И у классиков ты отбираешь и даешь детям то, что им не под силу. Они должны окрепнуть. И пичкать их Достоевским и Толстым не следовало бы. Права Длина. С детства она вкусила сладость раздвоенности. Понимаешь, раздвоенности как принципа. Все можно расщеплять. Все. А значит, до бесконечности можно уничтожать. Ломать. Значит, все дозволено. Дети, чтобы выжить и остаться цельными, должны останавливаться. Что-то разъединили раз, а затем тут же остановились: дальше нельзя. Дальше грех. Нельзя познавать все. Нельзя лезть за пределы. А у Достоевского каждый стремится дойти до последней грязи в себе и таким образом достичь гармонии. Если это девочка, то она должна пасть. Чьи-то волосатые грязные руки должны её распять, и перегарное дыхание должно войти в её чистую грудь, и потом еще она должна быть вмята в самую дикую, в новую грязь, чтобы там, в грязи, захлебнуться, и едва-едва выжить, и потом ощутить свежесть воздуха, чистоту росы, тепло солнечного света. Что сделалось с Алиной? У неё нет тормозов? Нет. Потому что она столь же прекрасна, сколь и растленна. Вспомни: она же сделала тебе предложение. Но ты испугался. И ты боишься её, потому что знаешь: её ничто не остановит, если в ней шевельнется грязное чувство, она уйдет к другому немедленно. И Гера ей нужен был, потому что ей постоянно нужна грязь, чтобы там, в грязи, ощутить в себе острую необходимость очищения, острую потребность гармонии — вот философия Достоевского…

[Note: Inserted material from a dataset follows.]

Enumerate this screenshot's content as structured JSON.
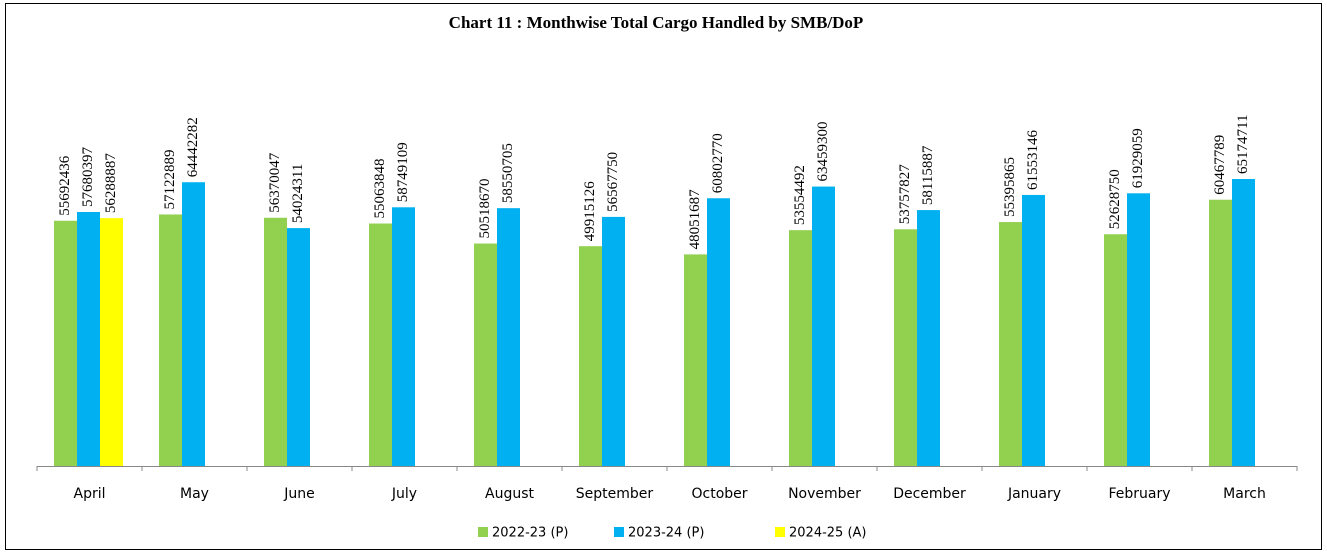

— Неправда. Достоевский гармоничен. Он — продолжение Пушкина.

— Он понимал все совершенство Пушкина. И понимал, что ему никогда не приблизиться к нему. Потому что Пушкин — это весна, а он, Достоевский, — дьявольская дождливая осень. Осклизлые половицы. Желтая лихорадка, холодная изморось. Известкой пахнет. И на панели распластана Алина. Вот твой Достоевский. Тебя любят. Тебе хотят добра. Та же Мария Леонтьевна. Она только и твердит: «Жалко парня. Талантлив. Как ему помочь?».

— Не нужна мне её лживая помощь. Она и хочет мне помочь, чтобы укрепить несправедливую власть Новикова.

— А чью же власть она должна укреплять? А как ты ведешь себя с капитаном? Тебе. повезло, что такой человек расположился к тебе. А ты его избегаешь. Ты его обмануть хочешь? Кинься в ноги ему. Благодари его.

— Прочь! Не могу больше!

Я встаю, потому что прибавилось силы. Я иду и роюсь в книгах. Мне срочно нужно прочесть о том, как Иван Карамазов беседовал с чертом. Мой некто четвертый — это тот же черт. Он никогда не станет моим вторым «я».

Входит мама…

— Почему ты встал? Тут же стенка совсем холодная.

— Ерунда! Теперь все это ерунда! — говорю я, нахожу наконец нужные страницы и начинаю читать.